The addition of the sensor to the Apple Watch will mean that wearers can measure their blood glucose levels continuously without the need for skin-pricking or any other sort of invasive test.
Development of the monitor, reportedly codenamed E5 within the company, is thought to date back to 2010, when Steve Jobs acquired RareLight, a startup developing a new method for non-invasive glucose monitoring.
Having the monitor actually put into the watch will likely take a few more years as it needs to be shrunk down further. But it’s another promising step towards non-invasive blood-glucose monitoring, a potentially lucrative market for the company, given there’s thought to be roughly 422 million people living with the condition worldwide.
Coinbase to Launch its own Layer 2 Blockchain
Base was announced by Coinbase on Thursday and will be its new Ethereum-focused layer 2 blockchain - a separate blockchain built on top of another, reducing traffic and congestion on the main network. The project aims to help developers build decentralized applications (dApps) and make it easy for other users to access those apps through Coinbase.

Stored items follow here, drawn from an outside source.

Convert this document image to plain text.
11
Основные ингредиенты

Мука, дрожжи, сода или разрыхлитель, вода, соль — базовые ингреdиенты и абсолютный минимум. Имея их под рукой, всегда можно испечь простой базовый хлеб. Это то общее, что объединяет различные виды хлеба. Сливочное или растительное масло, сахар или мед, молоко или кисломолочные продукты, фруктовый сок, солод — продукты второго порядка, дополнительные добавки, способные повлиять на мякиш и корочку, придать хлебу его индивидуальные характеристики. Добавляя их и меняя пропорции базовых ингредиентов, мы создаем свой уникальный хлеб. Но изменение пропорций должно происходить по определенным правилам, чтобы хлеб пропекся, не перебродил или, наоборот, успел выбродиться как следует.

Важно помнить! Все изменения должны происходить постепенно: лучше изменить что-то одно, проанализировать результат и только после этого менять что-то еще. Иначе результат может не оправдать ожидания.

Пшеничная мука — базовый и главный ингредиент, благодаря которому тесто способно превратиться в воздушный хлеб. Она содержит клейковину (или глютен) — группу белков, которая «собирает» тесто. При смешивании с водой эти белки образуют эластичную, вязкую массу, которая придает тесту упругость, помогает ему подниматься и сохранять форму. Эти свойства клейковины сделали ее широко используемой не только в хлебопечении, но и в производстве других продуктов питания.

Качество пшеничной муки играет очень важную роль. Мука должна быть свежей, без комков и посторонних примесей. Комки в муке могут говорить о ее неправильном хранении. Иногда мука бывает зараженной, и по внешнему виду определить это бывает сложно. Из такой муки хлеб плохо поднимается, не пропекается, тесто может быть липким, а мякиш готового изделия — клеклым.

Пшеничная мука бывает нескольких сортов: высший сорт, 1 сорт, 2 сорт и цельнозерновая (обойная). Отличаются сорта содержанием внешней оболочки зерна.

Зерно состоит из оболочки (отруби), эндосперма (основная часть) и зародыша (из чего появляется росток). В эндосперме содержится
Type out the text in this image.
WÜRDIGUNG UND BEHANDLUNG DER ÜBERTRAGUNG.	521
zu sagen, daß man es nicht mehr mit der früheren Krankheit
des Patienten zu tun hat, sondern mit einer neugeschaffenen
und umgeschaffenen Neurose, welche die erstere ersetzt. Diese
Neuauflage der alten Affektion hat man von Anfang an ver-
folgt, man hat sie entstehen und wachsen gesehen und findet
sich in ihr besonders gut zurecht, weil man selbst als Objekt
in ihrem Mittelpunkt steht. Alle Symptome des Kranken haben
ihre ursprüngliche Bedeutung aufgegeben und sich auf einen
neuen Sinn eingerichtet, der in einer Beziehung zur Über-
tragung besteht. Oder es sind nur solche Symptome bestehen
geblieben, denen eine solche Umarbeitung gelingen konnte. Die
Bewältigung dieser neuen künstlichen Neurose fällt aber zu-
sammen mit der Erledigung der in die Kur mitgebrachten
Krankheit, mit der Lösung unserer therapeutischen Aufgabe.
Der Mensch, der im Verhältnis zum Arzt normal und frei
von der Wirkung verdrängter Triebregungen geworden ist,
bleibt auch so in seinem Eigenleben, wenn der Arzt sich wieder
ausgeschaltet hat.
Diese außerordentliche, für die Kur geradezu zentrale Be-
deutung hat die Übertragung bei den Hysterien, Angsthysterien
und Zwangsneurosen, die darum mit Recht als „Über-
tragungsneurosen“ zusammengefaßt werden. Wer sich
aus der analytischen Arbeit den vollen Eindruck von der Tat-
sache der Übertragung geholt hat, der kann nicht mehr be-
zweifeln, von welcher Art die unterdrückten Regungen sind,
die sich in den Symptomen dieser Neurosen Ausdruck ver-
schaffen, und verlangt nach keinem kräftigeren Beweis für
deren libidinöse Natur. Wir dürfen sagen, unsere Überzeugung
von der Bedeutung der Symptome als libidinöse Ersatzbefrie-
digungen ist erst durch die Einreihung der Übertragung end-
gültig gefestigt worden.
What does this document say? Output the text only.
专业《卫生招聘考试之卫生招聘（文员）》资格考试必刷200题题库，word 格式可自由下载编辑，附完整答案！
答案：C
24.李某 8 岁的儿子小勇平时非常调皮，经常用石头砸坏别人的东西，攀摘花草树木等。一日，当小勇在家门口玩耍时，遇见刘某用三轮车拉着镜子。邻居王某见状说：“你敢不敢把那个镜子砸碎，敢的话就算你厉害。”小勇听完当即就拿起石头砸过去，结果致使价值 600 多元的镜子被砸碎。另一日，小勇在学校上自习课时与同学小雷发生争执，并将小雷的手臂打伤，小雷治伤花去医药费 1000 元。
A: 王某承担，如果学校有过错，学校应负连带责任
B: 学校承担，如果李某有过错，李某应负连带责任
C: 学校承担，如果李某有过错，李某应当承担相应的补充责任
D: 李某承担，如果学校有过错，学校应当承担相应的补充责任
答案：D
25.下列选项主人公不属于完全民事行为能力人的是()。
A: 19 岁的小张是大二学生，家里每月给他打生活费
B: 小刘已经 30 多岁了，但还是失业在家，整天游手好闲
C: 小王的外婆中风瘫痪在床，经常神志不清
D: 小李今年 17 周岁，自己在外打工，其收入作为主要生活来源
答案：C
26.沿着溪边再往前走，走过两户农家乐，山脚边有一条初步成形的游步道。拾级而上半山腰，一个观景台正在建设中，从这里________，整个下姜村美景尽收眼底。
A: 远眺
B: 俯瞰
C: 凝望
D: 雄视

Jesse Pollak, Head of Protocols at Coinbase, said the project’s goal is to help “bring about phase 4 of Coinbase’s master plan: a billion users in the crypto economy.”
A number of crypto companies have already committed to building on Base including Etherscan (an Ethereum blockchain explorer), Chainlink (a network for powering smart-contracts), and Dune (a crypto-analytics company).
Base will be open-source and should reduce transaction fees on the main Ethereum network whilst improving the speed and maintaining security. The project is still in its testing phase but will reportedly be launched in Q2 of this year, control of it will be decentralized away from Coinbase in the coming years.